Он ответил, не оборачиваясь:
– Почему ты называешь мертвецов молчаливыми, Хильда?
Пророчица положила руку на его плечо и взглянула ему в лицо.
– Ты прав, сын Свейна, – ответила она, – абсолютного молчания нет нигде, и для души нет никогда покоя... Так ты вернулся на родину, Хакон?
– Вернулся, но я и сам не знаю зачем... Я было еще веселым, беспечным ребенком, когда ты предсказала моему отцу, что я рожден на горе и что самый славный час мой будет и последним для меня часом в жизни... С тех пор моя веселость исчезла навсегда!
– Но ты тогда был еще таким крошечным; я удивляюсь, как ты мог обратить внимание на мои слова... Я и сейчас вижу тебя играющим на траве с соколом твоего отца в то время, когда он спрашивал меня о твоей судьбе.
– О, Хильда, да разве только что вспаханная земля не поглощает с жадностью брошенное в нее семя? Так же молодая душа не пропускает мимо ушей первых уроков ужаса... С тех пор ночь стала моей поверенной, а мысль о смерти – моей постоянной спутницей... Помнишь ли ты еще, как я накануне своего отъезда ушел вечером тайком из дома Гарольда и прибежал к тебе? Я сказал только, что моя любовь к Гарольду дает мне силу твердо перенести мысль, что все мои родные, кроме него, смотрят на меня как на сына убийцы и изгнанника... Я еще добавил тогда, что эта привязанность как будто имеет зловещий характер... Тут ты, пророчица, прижала меня к себе, поцеловала холодным поцелуем и здесь же, у этой могилы, утешила меня своим предсказанием... Ты пела перед огнем, на который брызгала водой, и из слов твоей песни я узнал, что мне суждено будет освободить Гарольда, гордость и надежду нашего семейства, из сетей врага и что с той минуты жизнь моя будет неразрывно связана с его жизнью... Это предсказание ободрило меня, и я спросил, буду ли я жить так долго, чтобы восстановить имя моего отца? Ты махнула своим волшебным посохом, высоко взвилось пламя, и ты ответила замогильным голосом: «Как только ты выйдешь из отрочества, жизнь твоя разгорится ярким пламенем и потом угаснет навсегда». Я узнал из этих слов, что проклятие будет вечно тяготеть надо мной... Я вернулся на родину с целью совершить славный подвиг и потом умереть, не успев насладиться приобретенной славой. Но я тем не менее, – продолжал с увлечением молодой человек, – утешаюсь уверенностью в том, что судьба Гарольда нераздельна с моей и что горный ручей и шумящий поток потекут вместе в вечность!
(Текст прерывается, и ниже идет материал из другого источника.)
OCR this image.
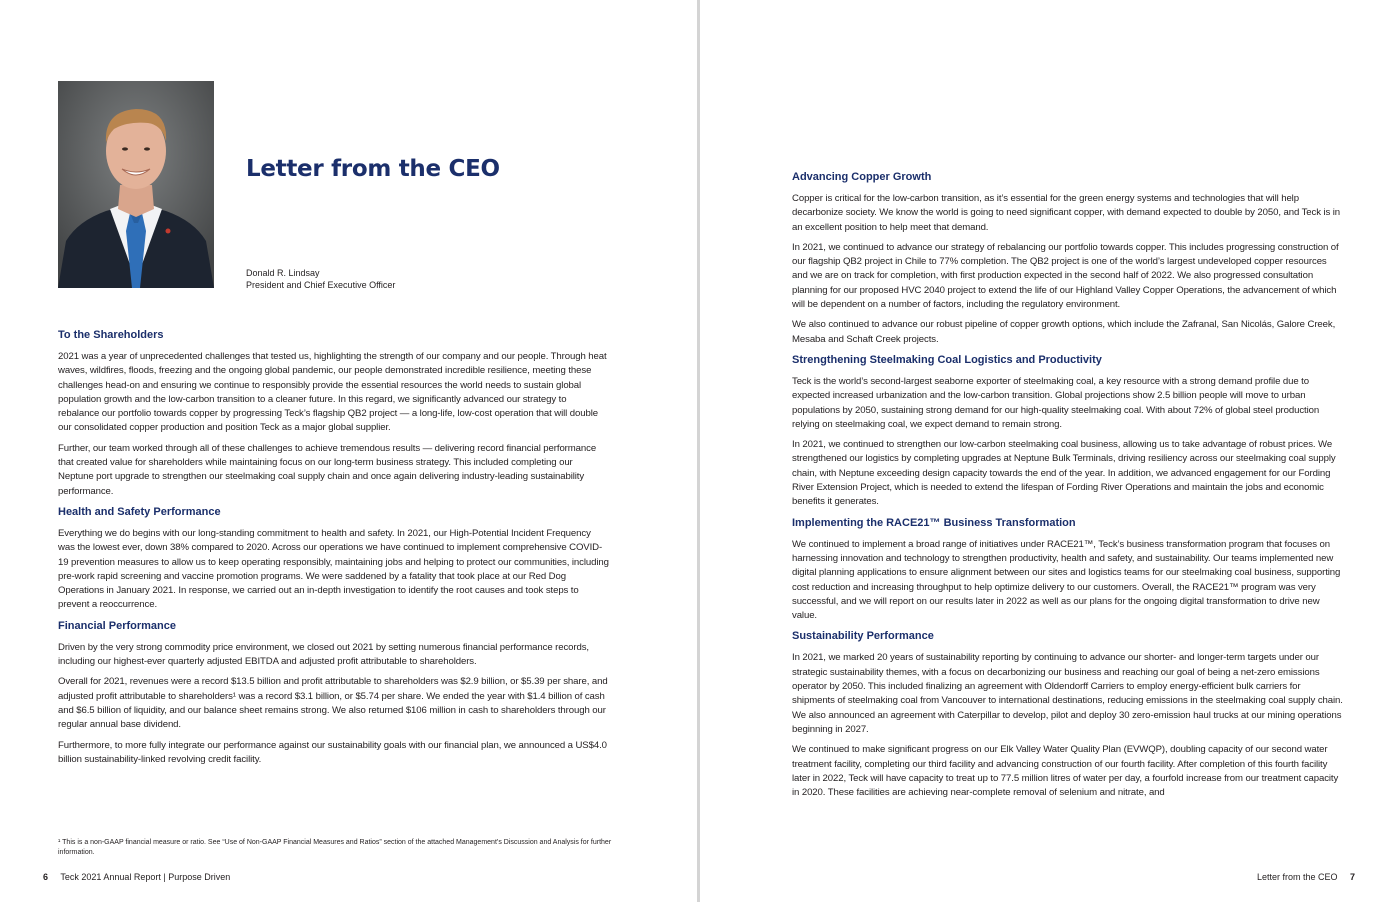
Letter from the CEO
Donald R. Lindsay
President and Chief Executive Officer
To the Shareholders

2021 was a year of unprecedented challenges that tested us, highlighting the strength of our company and our people. Through heat waves, wildfires, floods, freezing and the ongoing global pandemic, our people demonstrated incredible resilience, meeting these challenges head-on and ensuring we continue to responsibly provide the essential resources the world needs to sustain global population growth and the low-carbon transition to a cleaner future. In this regard, we significantly advanced our strategy to rebalance our portfolio towards copper by progressing Teck’s flagship QB2 project — a long-life, low-cost operation that will double our consolidated copper production and position Teck as a major global supplier.

Further, our team worked through all of these challenges to achieve tremendous results — delivering record financial performance that created value for shareholders while maintaining focus on our long-term business strategy. This included completing our Neptune port upgrade to strengthen our steelmaking coal supply chain and once again delivering industry-leading sustainability performance.

Health and Safety Performance

Everything we do begins with our long-standing commitment to health and safety. In 2021, our High-Potential Incident Frequency was the lowest ever, down 38% compared to 2020. Across our operations we have continued to implement comprehensive COVID-19 prevention measures to allow us to keep operating responsibly, maintaining jobs and helping to protect our communities, including pre-work rapid screening and vaccine promotion programs. We were saddened by a fatality that took place at our Red Dog Operations in January 2021. In response, we carried out an in-depth investigation to identify the root causes and took steps to prevent a reoccurrence.

Financial Performance

Driven by the very strong commodity price environment, we closed out 2021 by setting numerous financial performance records, including our highest-ever quarterly adjusted EBITDA and adjusted profit attributable to shareholders.

Overall for 2021, revenues were a record $13.5 billion and profit attributable to shareholders was $2.9 billion, or $5.39 per share, and adjusted profit attributable to shareholders¹ was a record $3.1 billion, or $5.74 per share. We ended the year with $1.4 billion of cash and $6.5 billion of liquidity, and our balance sheet remains strong. We also returned $106 million in cash to shareholders through our regular annual base dividend.

Furthermore, to more fully integrate our performance against our sustainability goals with our financial plan, we announced a US$4.0 billion sustainability-linked revolving credit facility.

¹ This is a non-GAAP financial measure or ratio. See “Use of Non-GAAP Financial Measures and Ratios” section of the attached Management’s Discussion and Analysis for further information.
6 Teck 2021 Annual Report | Purpose Driven
Advancing Copper Growth

Copper is critical for the low-carbon transition, as it’s essential for the green energy systems and technologies that will help decarbonize society. We know the world is going to need significant copper, with demand expected to double by 2050, and Teck is in an excellent position to help meet that demand.

In 2021, we continued to advance our strategy of rebalancing our portfolio towards copper. This includes progressing construction of our flagship QB2 project in Chile to 77% completion. The QB2 project is one of the world’s largest undeveloped copper resources and we are on track for completion, with first production expected in the second half of 2022. We also progressed consultation planning for our proposed HVC 2040 project to extend the life of our Highland Valley Copper Operations, the advancement of which will be dependent on a number of factors, including the regulatory environment.

We also continued to advance our robust pipeline of copper growth options, which include the Zafranal, San Nicolás, Galore Creek, Mesaba and Schaft Creek projects.

Strengthening Steelmaking Coal Logistics and Productivity

Teck is the world’s second-largest seaborne exporter of steelmaking coal, a key resource with a strong demand profile due to expected increased urbanization and the low-carbon transition. Global projections show 2.5 billion people will move to urban populations by 2050, sustaining strong demand for our high-quality steelmaking coal. With about 72% of global steel production relying on steelmaking coal, we expect demand to remain strong.

In 2021, we continued to strengthen our low-carbon steelmaking coal business, allowing us to take advantage of robust prices. We strengthened our logistics by completing upgrades at Neptune Bulk Terminals, driving resiliency across our steelmaking coal supply chain, with Neptune exceeding design capacity towards the end of the year. In addition, we advanced engagement for our Fording River Extension Project, which is needed to extend the lifespan of Fording River Operations and maintain the jobs and economic benefits it generates.

Implementing the RACE21™ Business Transformation

We continued to implement a broad range of initiatives under RACE21™, Teck’s business transformation program that focuses on harnessing innovation and technology to strengthen productivity, health and safety, and sustainability. Our teams implemented new digital planning applications to ensure alignment between our sites and logistics teams for our steelmaking coal business, supporting cost reduction and increasing throughput to help optimize delivery to our customers. Overall, the RACE21™ program was very successful, and we will report on our results later in 2022 as well as our plans for the ongoing digital transformation to drive new value.

Sustainability Performance

In 2021, we marked 20 years of sustainability reporting by continuing to advance our shorter- and longer-term targets under our strategic sustainability themes, with a focus on decarbonizing our business and reaching our goal of being a net-zero emissions operator by 2050. This included finalizing an agreement with Oldendorff Carriers to employ energy-efficient bulk carriers for shipments of steelmaking coal from Vancouver to international destinations, reducing emissions in the steelmaking coal supply chain. We also announced an agreement with Caterpillar to develop, pilot and deploy 30 zero-emission haul trucks at our mining operations beginning in 2027.

We continued to make significant progress on our Elk Valley Water Quality Plan (EVWQP), doubling capacity of our second water treatment facility, completing our third facility and advancing construction of our fourth facility. After completion of this fourth facility later in 2022, Teck will have capacity to treat up to 77.5 million litres of water per day, a fourfold increase from our treatment capacity in 2020. These facilities are achieving near-complete removal of selenium and nitrate, and

Letter from the CEO 7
– Этого я не знаю, – произнесла Хильда побелевшими губами, – сколько я не вопрошала о судьбе Гарольда, конца его блестящего пути я еще не могла увидеть. По звездам я узнала, что его величие и слава будут затемняться могуществом какого-то сильного соперника, но Гарольд будет брать верх над врагом, пока с ним его гений-хранитель, принявший на себя образ чистой, непорочной Эдит... Ну а ты, Хакон...
Пророчица замолкла и опустила на лицо покрывало.
– Что же я? – спросил Хакон, походя к ней поближе.
– Прочь отсюда, сын Свейна! Ты попираешь могилу великого воина! – крикнула гневно Хильда и пошла быстро к дому.
Хакон следил за ней задумчиво. Он видел, как ей навстречу выскочили собаки и как она вошла вскоре в свой дом. Он спустился с холма и направился к своей лошади, пасшейся на лугу.
«И какого же ответа мог я ждать от пророчиц? – думал он про себя. – Любовь и честолюбие для меня только пустые звуки. Мне суждено любить в жизни только Гарольда, жить только для него. Между нами таинственная, неразрывная связь; весь вопрос только в том, куда выбросит нас житейская волна?»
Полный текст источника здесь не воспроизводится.